Gilbert v. State

220 S.E.2d 262 | Ga. | 1975

235 Ga. 501 (1975)
220 S.E.2d 262

GILBERT
v.
THE STATE (two cases).

30359, 30360.

Supreme Court of Georgia.

Submitted September 26, 1975.
Decided October 21, 1975.
Rehearing Denied November 4, 1975.

Joseph Gilbert, pro se.

Lewis R. Slaton, District Attorney, Carole E. Wall, Assistant District Attorney, Arthur K. Bolton, Attorney General, Harrison Kohler, for appellee.

HALL, Justice.

Gilbert appeals from his June 17, 1975, conviction and sixteen-year prison sentence for armed robbery. The evidence was sufficient to show that he committed the armed robbery; the only question on appeal is whether the evidence supports the finding of the trial court that he was sane at the time of the offense.

Gilbert entered a plea of "not guilty," which encompasses the defense of "not guilty by reason of insanity," and waived a trial by jury. The evidence shows that he was previously indicted for rape, filed a special plea of insanity, and on November 26, 1973, was found to be insane and committed to the Central State Hospital at Milledgeville, "to remain until discharged in the manner prescribed by law." He testified that he received shock treatments and medication at the hospital and was released after a few months. At the close of the evidence, the trial court stated, "It was the observation of the court during the course of this trial the defendant seems sane and certainly competent to stand trial. I see no indication of insanity at all."

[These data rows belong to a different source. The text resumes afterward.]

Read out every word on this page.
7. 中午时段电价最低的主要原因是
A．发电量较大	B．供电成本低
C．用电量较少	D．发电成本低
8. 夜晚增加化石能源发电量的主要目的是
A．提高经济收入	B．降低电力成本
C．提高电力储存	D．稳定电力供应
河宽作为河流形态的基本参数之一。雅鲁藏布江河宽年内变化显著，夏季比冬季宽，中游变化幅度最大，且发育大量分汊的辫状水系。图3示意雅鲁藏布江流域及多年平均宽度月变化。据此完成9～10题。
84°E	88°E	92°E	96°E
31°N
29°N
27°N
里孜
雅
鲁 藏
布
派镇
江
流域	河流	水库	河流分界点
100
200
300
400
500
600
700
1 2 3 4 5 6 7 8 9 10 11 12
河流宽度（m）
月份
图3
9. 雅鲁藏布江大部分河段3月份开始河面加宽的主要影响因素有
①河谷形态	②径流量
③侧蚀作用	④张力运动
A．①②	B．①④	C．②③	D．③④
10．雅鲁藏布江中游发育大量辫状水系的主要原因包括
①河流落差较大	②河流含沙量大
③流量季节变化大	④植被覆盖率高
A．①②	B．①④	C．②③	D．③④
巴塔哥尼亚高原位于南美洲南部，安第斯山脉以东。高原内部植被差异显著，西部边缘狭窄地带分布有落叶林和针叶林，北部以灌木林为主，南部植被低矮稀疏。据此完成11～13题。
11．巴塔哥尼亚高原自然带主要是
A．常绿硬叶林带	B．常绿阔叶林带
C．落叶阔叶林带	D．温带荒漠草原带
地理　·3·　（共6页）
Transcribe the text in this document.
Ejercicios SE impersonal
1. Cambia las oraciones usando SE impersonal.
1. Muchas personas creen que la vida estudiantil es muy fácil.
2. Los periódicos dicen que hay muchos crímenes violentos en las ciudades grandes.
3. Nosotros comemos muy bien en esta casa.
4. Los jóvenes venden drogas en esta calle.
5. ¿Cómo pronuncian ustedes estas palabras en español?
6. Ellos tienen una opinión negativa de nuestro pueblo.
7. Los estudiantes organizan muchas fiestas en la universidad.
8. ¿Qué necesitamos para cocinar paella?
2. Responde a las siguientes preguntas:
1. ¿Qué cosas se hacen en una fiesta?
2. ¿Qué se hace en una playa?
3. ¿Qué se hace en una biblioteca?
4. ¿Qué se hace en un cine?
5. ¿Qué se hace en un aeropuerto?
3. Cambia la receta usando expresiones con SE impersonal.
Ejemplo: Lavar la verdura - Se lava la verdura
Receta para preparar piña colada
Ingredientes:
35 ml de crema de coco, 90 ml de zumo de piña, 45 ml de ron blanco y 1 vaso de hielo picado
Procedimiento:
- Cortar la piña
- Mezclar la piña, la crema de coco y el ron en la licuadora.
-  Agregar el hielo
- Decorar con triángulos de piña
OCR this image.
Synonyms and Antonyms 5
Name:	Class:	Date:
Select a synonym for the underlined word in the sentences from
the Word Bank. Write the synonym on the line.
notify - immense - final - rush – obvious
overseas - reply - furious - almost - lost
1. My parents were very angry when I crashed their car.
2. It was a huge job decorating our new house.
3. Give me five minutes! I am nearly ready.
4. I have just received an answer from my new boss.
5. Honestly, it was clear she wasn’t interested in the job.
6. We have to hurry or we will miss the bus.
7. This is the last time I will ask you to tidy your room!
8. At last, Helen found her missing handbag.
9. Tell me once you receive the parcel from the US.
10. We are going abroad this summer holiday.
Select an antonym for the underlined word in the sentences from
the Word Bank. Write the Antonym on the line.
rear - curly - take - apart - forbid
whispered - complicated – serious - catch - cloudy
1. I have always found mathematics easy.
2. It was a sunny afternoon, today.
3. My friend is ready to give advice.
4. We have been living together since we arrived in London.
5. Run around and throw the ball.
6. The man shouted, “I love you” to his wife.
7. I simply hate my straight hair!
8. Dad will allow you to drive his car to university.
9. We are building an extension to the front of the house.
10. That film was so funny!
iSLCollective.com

The trial began with the rebuttable presumption (Code § 26-606) that Gilbert was sane, and this presumption is evidence. Fields v. State, 221 Ga. 307 (1) (144 SE2d 339). However, once the certified copy of the insanity order of November 26, 1973, was introduced into evidence, a counter-presumption was raised under Code § 38-118 because a mental condition once proved to exist is presumed to continue. Boyd v. State, 207 Ga. 567, 569 (63 SE2d 394). On the question of conflicting presumptions, the stronger (Code § 38-118) prevails over the weaker (Code § 26-606). 11 EGL 385, Evidence, § 143 (1967). See Handspike v. State, 203 Ga. 115 (45 SE2d 662). Either presumption can, of course, be rebutted by evidence of the mental condition of the accused at the time of the offense, or that before and after the offense which tends to show his condition at the time of the offense. Flanagan v. State, 103 Ga. 619 (4) (30 SE 550). As we wrote in Boyd, explaining Handspike, prior to the adoption of the 1969 *502 Hospitalization of the Mentally Ill Act (Code Ann. Ch. 88-5), this court held that in the absence of a "subsequent adjudication that he had been restored to sanity" the adjudicated mental condition is presumed to continue. Since 1969, the law (Code Ann. § 88-506.7) provides that the state hospital may release a patient under criminal charges to the custody of the proper peace officer when the patient is found by the superintendent no longer to meet the criteria of Code Ann. § 88-506.1, which is that the patient is "mentally ill and is (a) likely to injure himself or others if not hospitalized or (b) incapable of caring for his physical health and safety." We hold that Gilbert's administrative release under the 1969 law canceled the continuing presumption under Code § 38-118 although the prior adjudication is evidence tending to show his mental condition and can be considered by the fact finder. Accord, Brackett v. State, 227 Ga. 493 (181 SE2d 380).

While here the transcript does not contain any release order, Gilbert testified he was released by the state hospital and does not claim any irregularity therein. Therefore, the presumption of sanity, his release by the state hospital, and the judge's observations of him during the trial, support the judgment of the trial court that he was same at the time of the offense.

Judgment affirmed. All the Justices concur, except Jordan and Ingram, JJ., who concur in the judgment only.